L’assetto del gioco pubblico in Lombardia vive sempre di più degli effetti che la Legge regionale in primis, ma anche molti regolamenti comunali, stanno imprimendo al territorio, passando anche per le pronunce, numerose e dettagliate che legittimano o meno i confini dell’azione delle amministrazioni locali. Il Tar della Lombardia nella sua ultima pronuncia ha di fatto stabilito che i divieti alle installazioni di sale gioco e scommesse non valgono per chi ha chiesto l’autorizzazione prima dell’entrata in vigore della legge regionale della Lombardia, che ha introdotto il distanziometro dai luoghi ritenuti sensibili.
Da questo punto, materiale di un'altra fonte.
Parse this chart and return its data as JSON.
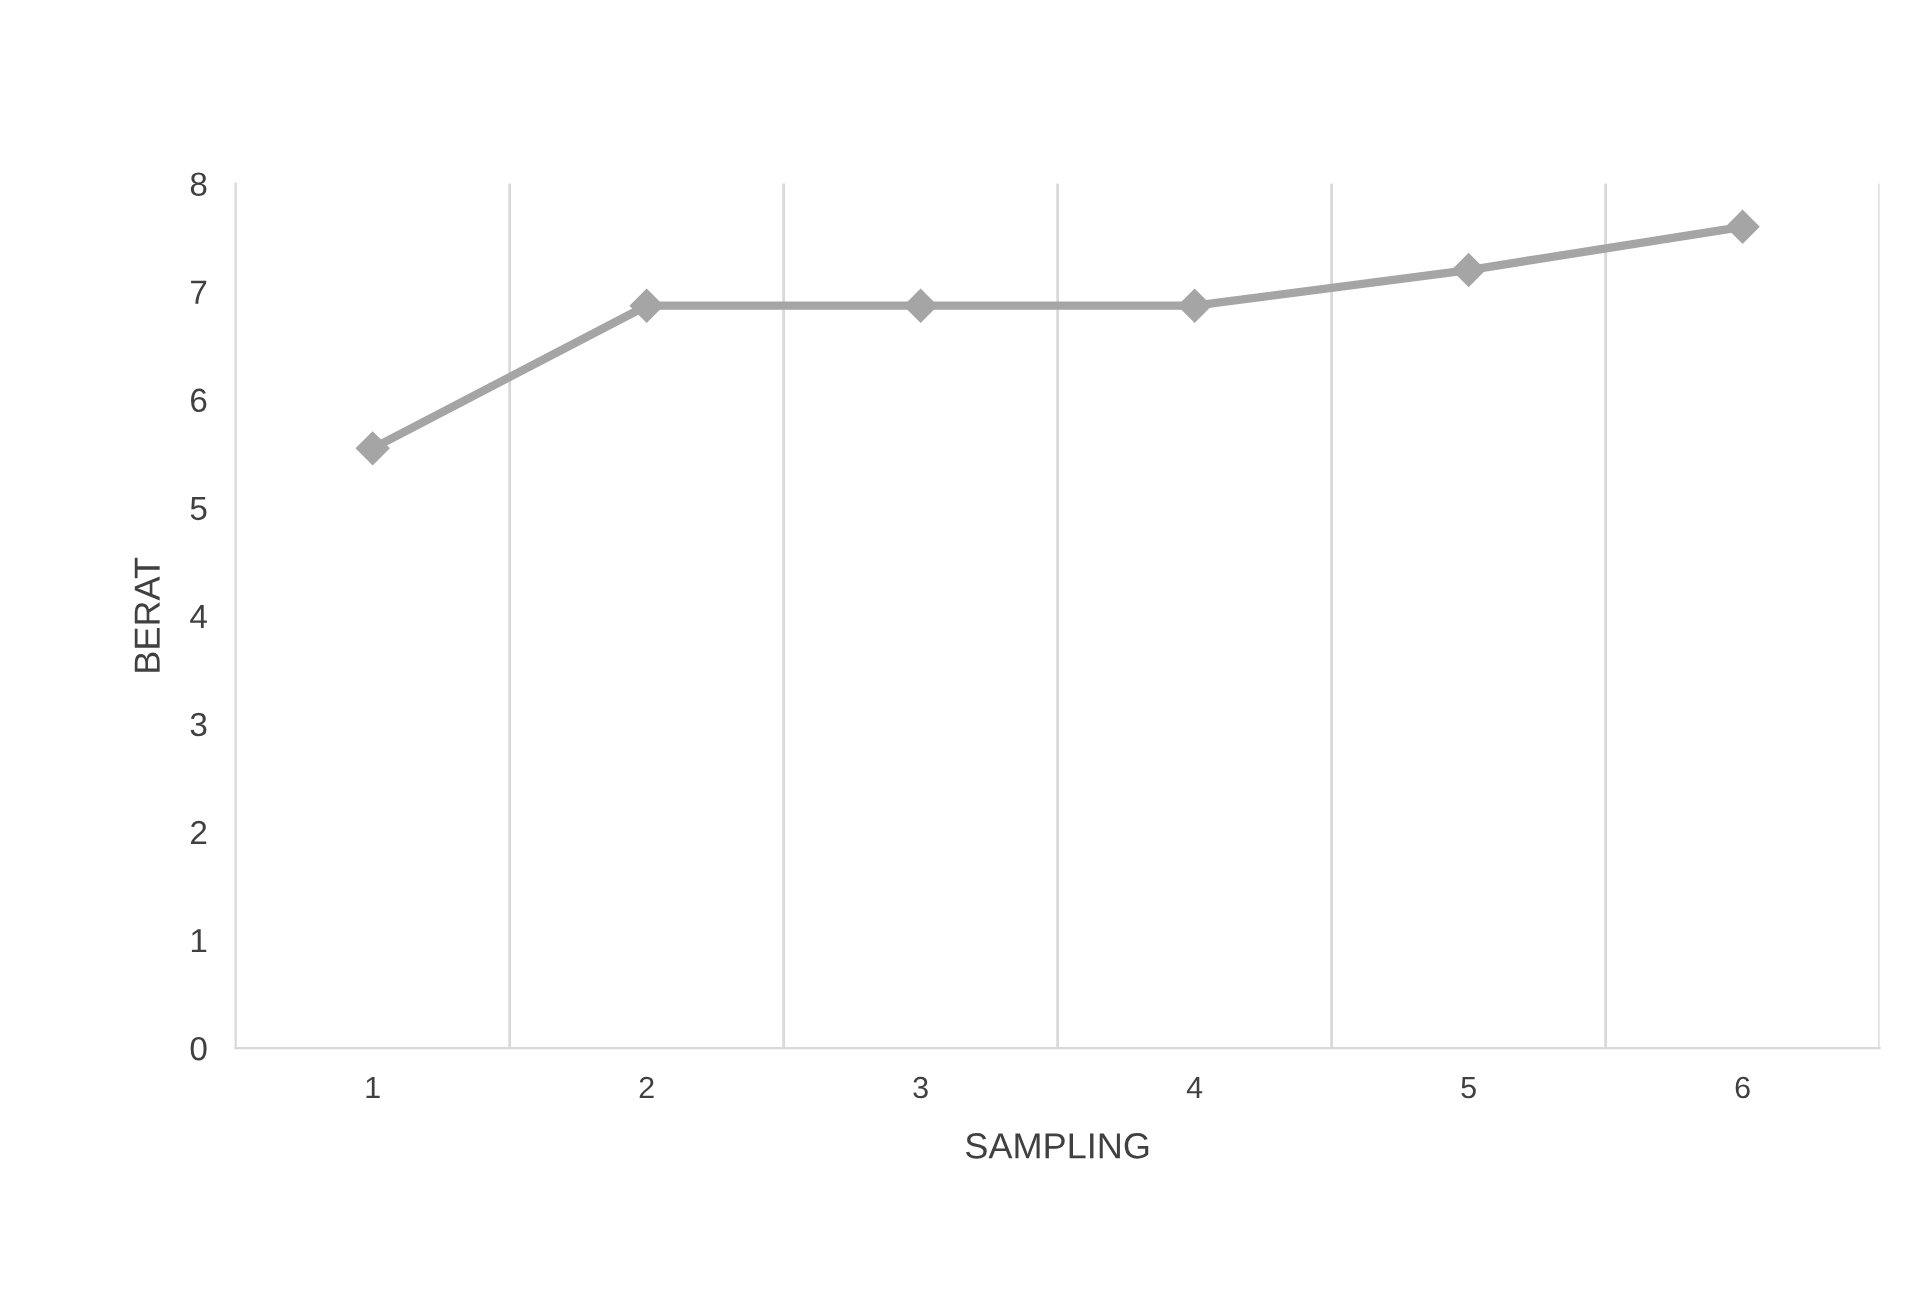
{
  "chart_data": {
    "type": "line",
    "xlabel": "SAMPLING",
    "ylabel": "BERAT",
    "categories": [
      "1",
      "2",
      "3",
      "4",
      "5",
      "6"
    ],
    "series": [
      {
        "color": "#a5a5a5",
        "values": [
          5.55,
          6.87,
          6.87,
          6.87,
          7.2,
          7.6
        ]
      }
    ],
    "ylim": [
      0,
      8
    ],
    "yticks": [
      0,
      1,
      2,
      3,
      4,
      5,
      6,
      7,
      8
    ],
    "grid": "x",
    "marker": "diamond",
    "line_style": "solid"
  }
}
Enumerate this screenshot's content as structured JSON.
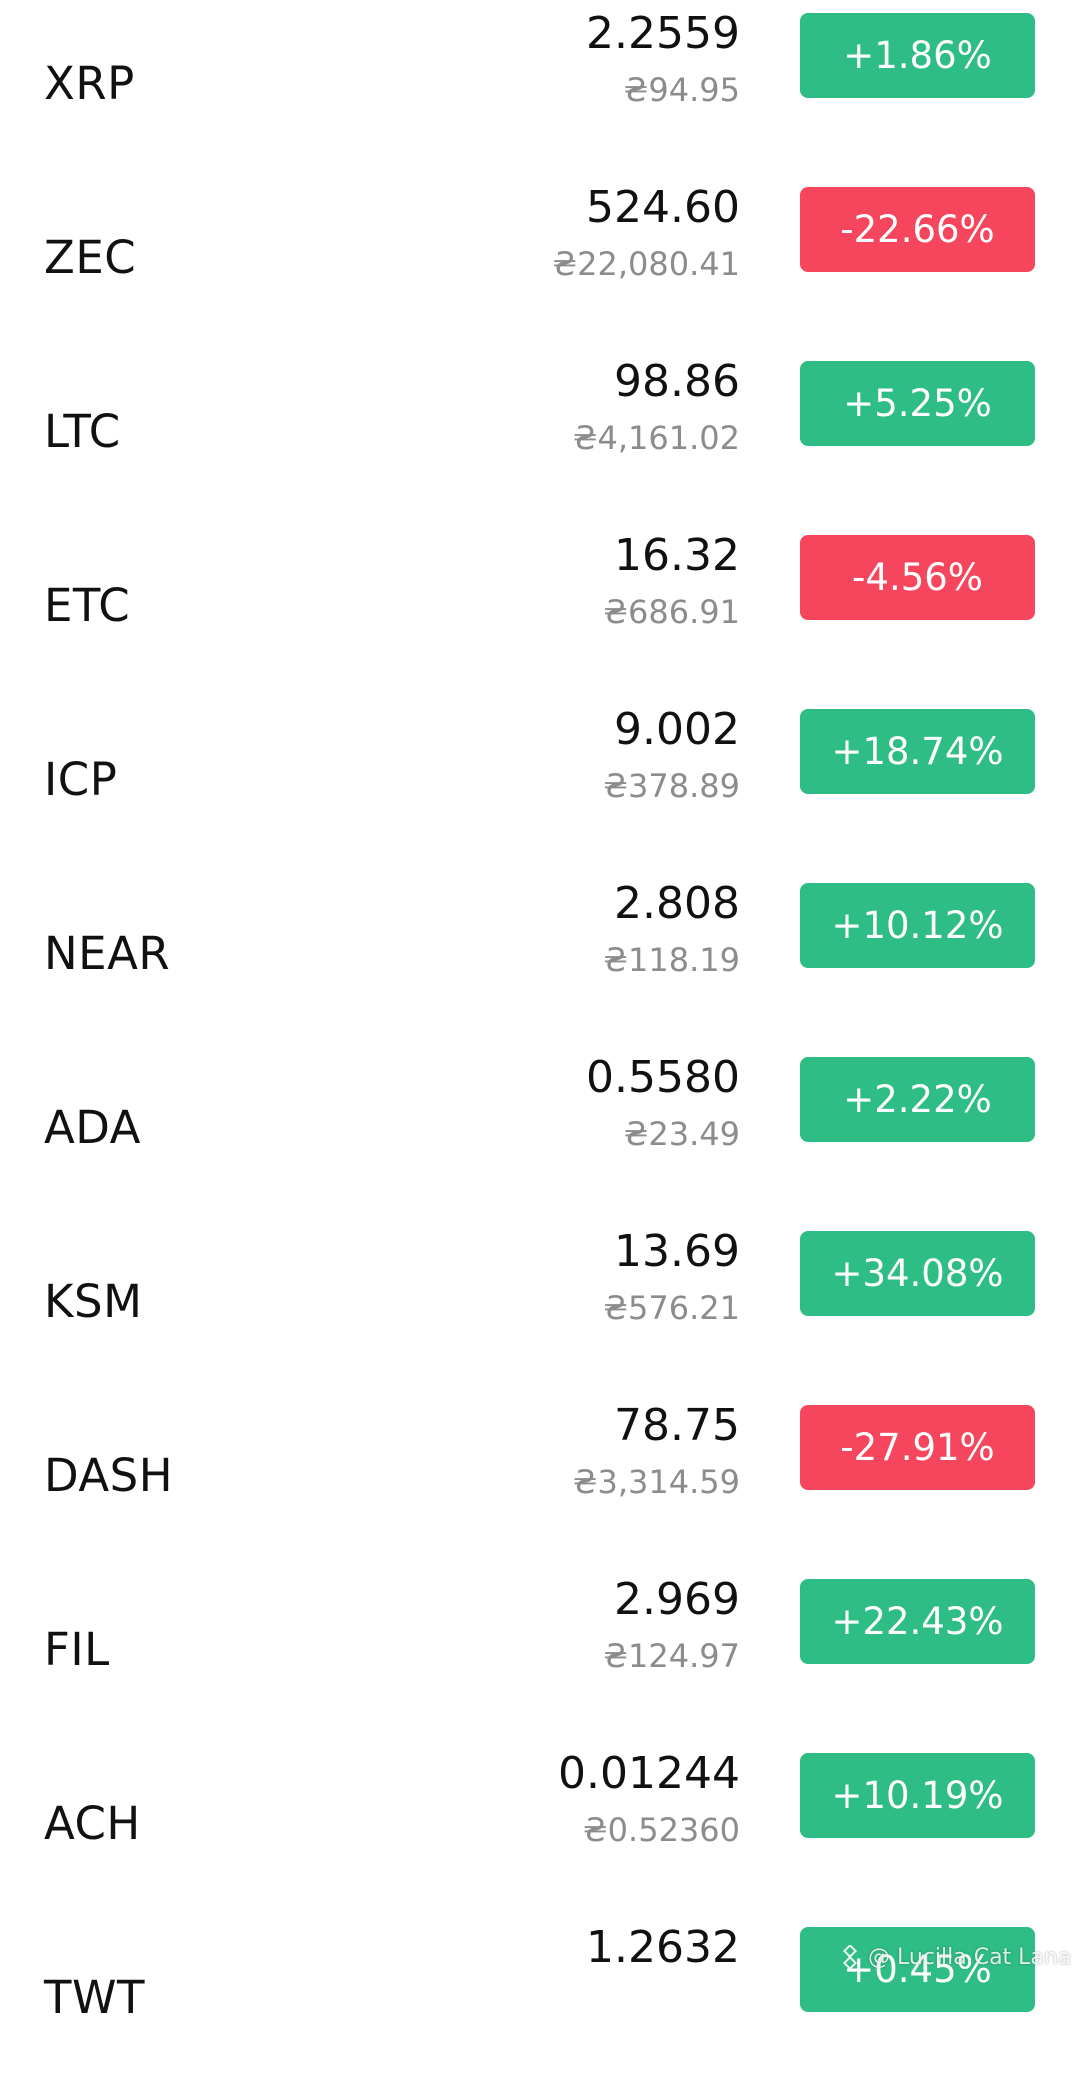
{
  "colors": {
    "up": "#2ebd85",
    "down": "#f6465d",
    "primary_text": "#111111",
    "secondary_text": "#8c8c8c"
  },
  "rows": [
    {
      "symbol": "XRP",
      "price": "2.2559",
      "fiat": "₴94.95",
      "change": "+1.86%",
      "direction": "up"
    },
    {
      "symbol": "ZEC",
      "price": "524.60",
      "fiat": "₴22,080.41",
      "change": "-22.66%",
      "direction": "down"
    },
    {
      "symbol": "LTC",
      "price": "98.86",
      "fiat": "₴4,161.02",
      "change": "+5.25%",
      "direction": "up"
    },
    {
      "symbol": "ETC",
      "price": "16.32",
      "fiat": "₴686.91",
      "change": "-4.56%",
      "direction": "down"
    },
    {
      "symbol": "ICP",
      "price": "9.002",
      "fiat": "₴378.89",
      "change": "+18.74%",
      "direction": "up"
    },
    {
      "symbol": "NEAR",
      "price": "2.808",
      "fiat": "₴118.19",
      "change": "+10.12%",
      "direction": "up"
    },
    {
      "symbol": "ADA",
      "price": "0.5580",
      "fiat": "₴23.49",
      "change": "+2.22%",
      "direction": "up"
    },
    {
      "symbol": "KSM",
      "price": "13.69",
      "fiat": "₴576.21",
      "change": "+34.08%",
      "direction": "up"
    },
    {
      "symbol": "DASH",
      "price": "78.75",
      "fiat": "₴3,314.59",
      "change": "-27.91%",
      "direction": "down"
    },
    {
      "symbol": "FIL",
      "price": "2.969",
      "fiat": "₴124.97",
      "change": "+22.43%",
      "direction": "up"
    },
    {
      "symbol": "ACH",
      "price": "0.01244",
      "fiat": "₴0.52360",
      "change": "+10.19%",
      "direction": "up"
    },
    {
      "symbol": "TWT",
      "price": "1.2632",
      "fiat": "",
      "change": "+0.45%",
      "direction": "up"
    }
  ],
  "watermark": {
    "text": "@ Lucilla Cat Lana",
    "logo_icon": "binance-logo-icon"
  }
}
Il caso di specie arriva dal ricorso di una sala vlt a Casalpusterlengo, in provincia di Lodi, a cui il Comune aveva di fatto inibito la prosecuzione dell’attività per la vicinanza ad un luogo sensibile. I giudici amministrativi hanno sancito che la regolamentazione regionale è applicabile solo per "le nuove collocazioni di apparecchi"; di fatto sono esclusi "gli apparecchi già installati lecitamente dai titolari di esercizi commerciali o altre aree aperte al pubblico prima dell'entrata in vigore del provvedimento".

Ma i limiti della prima legge potrebbero essere superati dal nuovo provvedimento al vaglio proprio al Pirellone dell’assessore al Territorio, Urbanistica e Difesa del suolo di Regione Lombardia Viviana Beccalossi, responsabile della task force che sta regolamentando il gioco e vagliando il suo impatto sul territorio. La Giunta ha approvato un nuovo progetto di legge che prevede anche in caso di rinnovo delle licenze per l'installazione di apparecchi da gioco già attivi in bar, tabaccherie e sale gioco, che valga il rispetto della distanza di 500 metri da chiese, scuole, ospedali, centri anziani e centri sportivi. Il testo prevede poi maggiori poteri ai Comuni nella responsabilità autorizzativa. Dal punto di vista poi dell’impatto sociale del gioco e della sua dipendenza scade entro fine mese il termine per inviare in Regione progetti per il contrasto e cura della patologia del gioco, che una volta effettuati controlli e verifiche, presumibilmente, entro fine marzo, attraverso un bando per un massimo di 50 mila euro ciascuno distribuirà i 3 milioni stanziati per la ludopatia.